In July, our friends at 14-18 NOW and Tate presented an ambitious new work, The Head & the Load, by South African artist William Kentridge and composer Philip Miller.
A sold out audience in Tate Modern’s Turbine Hall experienced the world premiere of the work live and now you have a unique opportunity to watch the performance as it happened.
The piece explores the largely untold story of the tens of thousands of African porters and carriers during the First World War. The epic work looks back at the global impact of the war at the centenary of Armistice.
Scroll to the bottom of this page to watch the film. This is a digital artwork viewable exclusively online.
About The Head & the Load
The Head & the Load, an ambitious new work from William Kentridge with music composed and conceived by Philip Miller, received its world premiere in Tate Modern’s iconic Turbine Hall from 11–15 July 2018. The performance is part of 14-18 NOW, the UK’s arts programme for the First World War Centenary, and tells the largely untold story of the role of African porters and carriers during that war.

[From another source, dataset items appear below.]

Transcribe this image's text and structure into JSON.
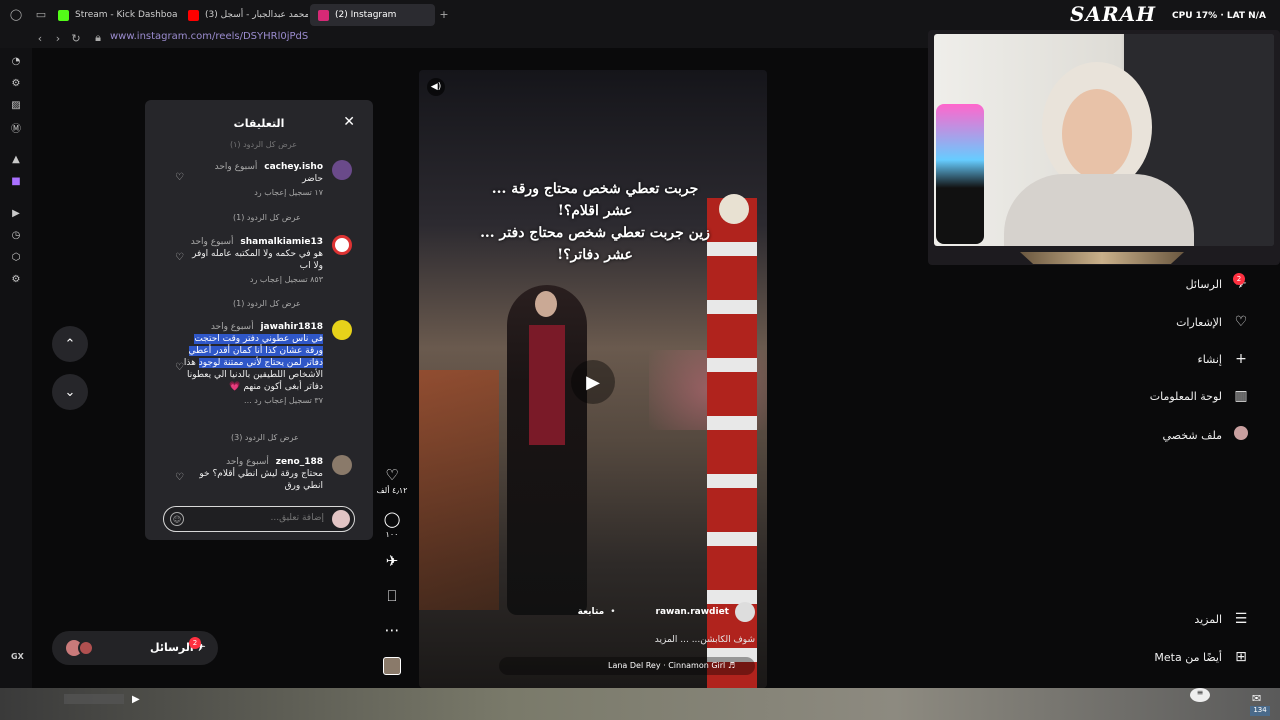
{
  "browser": {
    "tabs": [
      {
        "label": "Stream - Kick Dashboard",
        "icon_color": "#53fc18"
      },
      {
        "label": "(3) محمد عبدالجبار - أسجل",
        "icon_color": "#ff0000"
      },
      {
        "label": "(2) Instagram",
        "icon_color": "#d62976"
      }
    ],
    "new_tab": "+",
    "url": "www.instagram.com/reels/DSYHRl0jPdS"
  },
  "comments_panel": {
    "title": "التعليقات",
    "top_partial": "عرض كل الردود (١)",
    "comments": [
      {
        "username": "cachey.isho",
        "time": "أسبوع واحد",
        "text": "حاضر",
        "meta": "١٧ تسجيل إعجاب   رد",
        "replies": "عرض كل الردود (1)",
        "avatar_color": "#6a4a8a"
      },
      {
        "username": "shamalkiamie13",
        "time": "أسبوع واحد",
        "text": "هو في حكمه ولا المكتبه عامله اوفر ولا اب",
        "meta": "٨٥٣ تسجيل إعجاب   رد",
        "replies": "عرض كل الردود (1)",
        "avatar_color": "#d33"
      },
      {
        "username": "jawahir1818",
        "time": "أسبوع واحد",
        "text_highlighted": "في ناس عطوني دفتر وقت احتجت ورقة عشان كذا أنا كمان أقدر أعطي دفاتر لمن يحتاج لأني ممتنة لوجود",
        "text": "هذا الأشخاص اللطيفين بالدنيا الي يعطونا دفاتر أبغى أكون منهم 💗",
        "meta": "٣٧ تسجيل إعجاب   رد   ...",
        "replies": "عرض كل الردود (3)",
        "avatar_color": "#e6d21a"
      },
      {
        "username": "zeno_188",
        "time": "أسبوع واحد",
        "text": "محتاج ورقة ليش انطي أقلام؟ خو انطي ورق",
        "avatar_color": "#8a7a6a"
      }
    ],
    "input_placeholder": "إضافة تعليق..."
  },
  "reel": {
    "overlay_text": [
      "جربت تعطي شخص محتاج ورقة ...",
      "عشر اقلام؟!",
      "زين جربت تعطي شخص محتاج دفتر ...",
      "عشر دفاتر؟!"
    ],
    "username": "rawan.rawdiet",
    "follow": "متابعة",
    "separator": "•",
    "caption": "شوف الكابشن... ... المزيد",
    "audio": "Lana Del Rey · Cinnamon Girl ♬"
  },
  "actions": {
    "likes": "٤٫١٢ ألف",
    "comments": "١٠٠"
  },
  "right_nav": {
    "messages": "الرسائل",
    "messages_badge": "2",
    "notifications": "الإشعارات",
    "create": "إنشاء",
    "dashboard": "لوحة المعلومات",
    "profile": "ملف شخصي",
    "more": "المزيد",
    "meta": "أيضًا من Meta"
  },
  "messages_pill": {
    "label": "الرسائل",
    "badge": "2"
  },
  "overlay": {
    "brand": "SARAH",
    "stats": "CPU 17%  ·  LAT N/A"
  },
  "taskbar": {
    "mail_count": "134",
    "gx": "GX"
  }
}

The work is co-commissioned with New York’s Park Avenue Armory, Ruhrtriennale, MASS MoCA with additional support from Holland Festival.
The Head & the Load sees Kentridge work with his long-time collaborator Philip Miller, one of South Africa’s leading composers, musical director Thuthuka Sibisi and choreographer and main dancer Gregory Maqoma, to create what the artist describes as “an interrupted musical procession”. This rich and multi-layered performance features an international cast of singers, dancers and performers, many of whom come from South Africa, with Miller’s score performed live by New York-based chamber orchestra The Knights.
Taking its title from a Tswana proverb, ‘the head and the load are the troubles of the neck’, this epic theatrical-music piece will tell the neglected story of the hundreds of thousands of African porters and carriers who served British, French and German forces during the First World War. It draws on every aspect of Kentridge’s practice to combine music, dance, projections, mechanised sculptures and shadow play.
William Kentridge is an internationally acclaimed South African artist, renowned for the evocative power of his work, which has thrilled audiences around the globe. His exhibitions and large-scale, staged performances delve into the history of colonialism in Africa and the aspirations and failures of revolutionary politics, while engaging a wide-range of visual and aural references - from European high modernism, to African traditional and contemporary music and dance. His work has been shown and collected by museums all over the world.
The Head & the Load is co-commissioned by 14–18 NOW: WW1 Centenary Commissions, Park Avenue Armory, Ruhrtriennale and MASS MoCA with additional support from Holland Festival.
Produced by THE OFFICE performing arts + film in association with Quaternaire.World premiere in London at Tate Modern with support from the Naomi Milgrom Foundation. 14–18 NOW is supported by the National Lottery through Heritage Lottery Fund and Arts Council England, and by the Department for Digital, Culture, Media & Sport.
The Head and the Load acknowledges the kind assistance of Marian Goodman Gallery, Goodman Gallery and Lia Rumma Gallery.
14-18 NOW is a programme of extraordinary arts experiences connecting people with the First World War, as part of the UK’s official centenary commemorations. It commissions new work by leading contemporary artists across all art forms. The programme has included over 300 artists from 35 countries, with commissions taking place in 160 locations across the UK. Over 30 million people have experienced a project so far, including 7.5 million children and young people. 16.7million people took part in LIGHTS OUT in 2014, and 63% of the population were aware of Jeremy Deller’s 2016 work ‘We’re here because we’re here’. The UK tour of the iconic poppy sculptures by artist Paul Cummins and designer Tom Piper has been seen by 4 million people to date. 14-18 NOW has won many awards for its work, including the National Lottery Heritage Award 2017, a Museums Heritage Award and the Chairman’s Award at The Drum Social Buzz Awards 2016. It is supported by the National Lottery through the Heritage Lottery Fund and Arts Council England, by the Department for Digital, Culture, Media and Sport, and by additional fundraising.
Tate Modern is the world’s most popular museum of modern and contemporary art. Located in the former Bankside Power Station by the river Thames, it opened to the public in May 2000 and attracts around 5 million visitors each year. In June 2016, a new rehung and expanded Tate Modern opened to the public, presenting an even more diverse and international perspective on modern art. It is one of four Tate galleries around the country, and part of a wider network of partner institutions – the Plus Tate network – which champion the visual arts in the UK. Tate manages a growing national collection of over 70,000 works of art, acquired and cared for on behalf of the public and shown in venues throughout the UK and across the world.